Sarah glances over her shoulder at the house, proud of her family but unable to explain the mix of feelings that marriage has brought her. The Christmas tree is visible through the drawing room window.

“We still hang Piper’s stocking every year. And we have a cake on her birthday, with just the right number of candles. We’ve been going through the motions, but now it seems more real… more real than yesterday.”

She tees up another ball, checks her grip, makes a practice swing.

“I’ve grown used to being stared at. People whisper behind my back-they think I’m a publicity-seeker. Phoebe came home from school one day and said a boy had told her that Piper was dead and that I should shut up and stop talking about her.

“That’s what people think. They think our little girl was murdered or ran away because we were awful parents. They think I waste my time, banging on pointlessly… putting up posters, not letting them forget. Do you know why I’ve never given up?”

“No.”

“I talked to a medium… a psychic. She told me that Piper and Natasha were still alive. She said they were together and were trying to get home. She said, “They are beneath the earth, but not a part of it. Breathing in the darkness.”

“How did you meet this medium?”

“Vic McBain was going out with her.”

“Natasha’s uncle?”

Sarah nods and something feverish passes across her face. She doesn’t strike me as being the sort to hang her hopes on the cold reading capabilities of a psychic, but three years is a long time without news and desperation is a cold cup of coffee.

“What else did this medium say?”

“She said she could see flashing lights and a tall building like a smokestack or a windmill without any sails. The girls were under the ground, but not in the ground. Alive, that’s what she said, definitely alive.”

There is a sound from the bushes behind the practice net. A face appears. Young. Brazen. The reporter has mud stains on his knees.

“Mrs. Hadley, I spoke to Hayden McBain. He said that Natasha was raped and mutilated by a pedophile. Is that what you fear for Piper?”

Sarah’s fists tighten around the driver.

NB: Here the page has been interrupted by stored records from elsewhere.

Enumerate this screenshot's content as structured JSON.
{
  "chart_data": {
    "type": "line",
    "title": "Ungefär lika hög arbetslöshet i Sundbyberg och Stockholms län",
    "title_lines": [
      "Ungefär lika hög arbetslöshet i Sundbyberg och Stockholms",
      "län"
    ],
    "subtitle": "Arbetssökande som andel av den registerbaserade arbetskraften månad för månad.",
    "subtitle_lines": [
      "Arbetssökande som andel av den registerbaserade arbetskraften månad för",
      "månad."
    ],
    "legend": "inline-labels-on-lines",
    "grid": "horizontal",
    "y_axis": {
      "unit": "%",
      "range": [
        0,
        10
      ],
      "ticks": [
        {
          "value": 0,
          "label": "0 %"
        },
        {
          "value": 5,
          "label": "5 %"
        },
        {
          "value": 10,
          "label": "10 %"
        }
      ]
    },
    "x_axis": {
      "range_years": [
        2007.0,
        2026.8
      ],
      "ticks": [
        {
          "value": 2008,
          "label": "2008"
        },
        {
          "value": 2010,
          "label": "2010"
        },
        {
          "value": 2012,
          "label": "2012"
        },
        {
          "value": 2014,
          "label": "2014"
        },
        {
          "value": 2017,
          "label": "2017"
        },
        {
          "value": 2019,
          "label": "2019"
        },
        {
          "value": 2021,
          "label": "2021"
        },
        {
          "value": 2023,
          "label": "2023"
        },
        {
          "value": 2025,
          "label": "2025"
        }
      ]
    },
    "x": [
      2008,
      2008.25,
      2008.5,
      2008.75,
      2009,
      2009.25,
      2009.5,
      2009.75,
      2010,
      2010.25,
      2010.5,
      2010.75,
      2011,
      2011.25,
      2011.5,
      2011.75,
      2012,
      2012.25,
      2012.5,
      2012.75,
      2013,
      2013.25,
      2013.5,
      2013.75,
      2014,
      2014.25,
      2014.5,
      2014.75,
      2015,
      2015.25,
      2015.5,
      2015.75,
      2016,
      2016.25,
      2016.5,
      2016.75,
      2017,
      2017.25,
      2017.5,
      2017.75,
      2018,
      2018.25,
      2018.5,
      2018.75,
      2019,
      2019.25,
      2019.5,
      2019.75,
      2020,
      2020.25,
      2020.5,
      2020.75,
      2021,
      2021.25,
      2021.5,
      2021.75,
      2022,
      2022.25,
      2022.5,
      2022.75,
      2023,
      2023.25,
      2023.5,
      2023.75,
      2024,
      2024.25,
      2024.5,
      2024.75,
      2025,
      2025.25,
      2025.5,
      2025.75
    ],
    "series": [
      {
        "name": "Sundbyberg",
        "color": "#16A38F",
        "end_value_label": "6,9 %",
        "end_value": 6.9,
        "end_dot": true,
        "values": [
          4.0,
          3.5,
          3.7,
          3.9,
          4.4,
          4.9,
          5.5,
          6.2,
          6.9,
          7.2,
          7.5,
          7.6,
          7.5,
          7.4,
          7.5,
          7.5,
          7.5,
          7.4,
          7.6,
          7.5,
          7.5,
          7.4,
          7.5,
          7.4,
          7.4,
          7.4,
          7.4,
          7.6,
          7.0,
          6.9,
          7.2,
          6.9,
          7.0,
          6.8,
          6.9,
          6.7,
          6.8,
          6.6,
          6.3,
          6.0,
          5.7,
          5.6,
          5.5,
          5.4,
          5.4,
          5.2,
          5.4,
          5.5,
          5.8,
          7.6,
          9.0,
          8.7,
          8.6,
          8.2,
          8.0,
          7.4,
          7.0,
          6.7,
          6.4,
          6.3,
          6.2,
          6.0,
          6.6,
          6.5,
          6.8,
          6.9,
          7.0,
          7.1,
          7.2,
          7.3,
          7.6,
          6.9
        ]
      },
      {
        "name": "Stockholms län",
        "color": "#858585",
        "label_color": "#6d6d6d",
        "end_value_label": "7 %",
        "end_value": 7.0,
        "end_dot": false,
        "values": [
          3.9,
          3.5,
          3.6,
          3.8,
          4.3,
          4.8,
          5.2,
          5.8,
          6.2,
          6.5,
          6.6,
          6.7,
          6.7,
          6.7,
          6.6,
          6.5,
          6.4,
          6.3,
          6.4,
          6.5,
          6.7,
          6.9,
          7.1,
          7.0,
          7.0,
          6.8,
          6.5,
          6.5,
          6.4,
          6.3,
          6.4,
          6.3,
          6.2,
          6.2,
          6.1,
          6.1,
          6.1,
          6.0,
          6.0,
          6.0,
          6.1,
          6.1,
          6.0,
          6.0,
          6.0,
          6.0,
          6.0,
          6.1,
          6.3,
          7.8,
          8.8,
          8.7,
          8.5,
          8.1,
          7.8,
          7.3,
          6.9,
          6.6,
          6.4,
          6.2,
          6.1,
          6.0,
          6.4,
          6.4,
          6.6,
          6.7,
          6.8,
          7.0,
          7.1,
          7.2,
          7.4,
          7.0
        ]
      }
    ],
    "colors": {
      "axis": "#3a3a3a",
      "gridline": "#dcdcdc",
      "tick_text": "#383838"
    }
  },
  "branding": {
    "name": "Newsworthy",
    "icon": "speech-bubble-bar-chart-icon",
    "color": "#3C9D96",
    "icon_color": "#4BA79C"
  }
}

She marches towards the reporter swinging the club through the air like a two-handed machete.

“You are a grubby little man,” she screams. “You’re a vulture… a ghoul… get off my property!”

He turns and runs, leaping onto the wall, his shoes scrabbling for purchase on the wet bricks.

Sarah drops a golf ball onto the lawn and takes her stance. The club swings through a graceful arc and she drills the ball towards the reporter, who has just reached the top of the wall and raised his arms to celebrate his escape. The ball hits him between the shoulder blades and he drops like a felled tree, making an oof sound as he lands in the neighboring garden.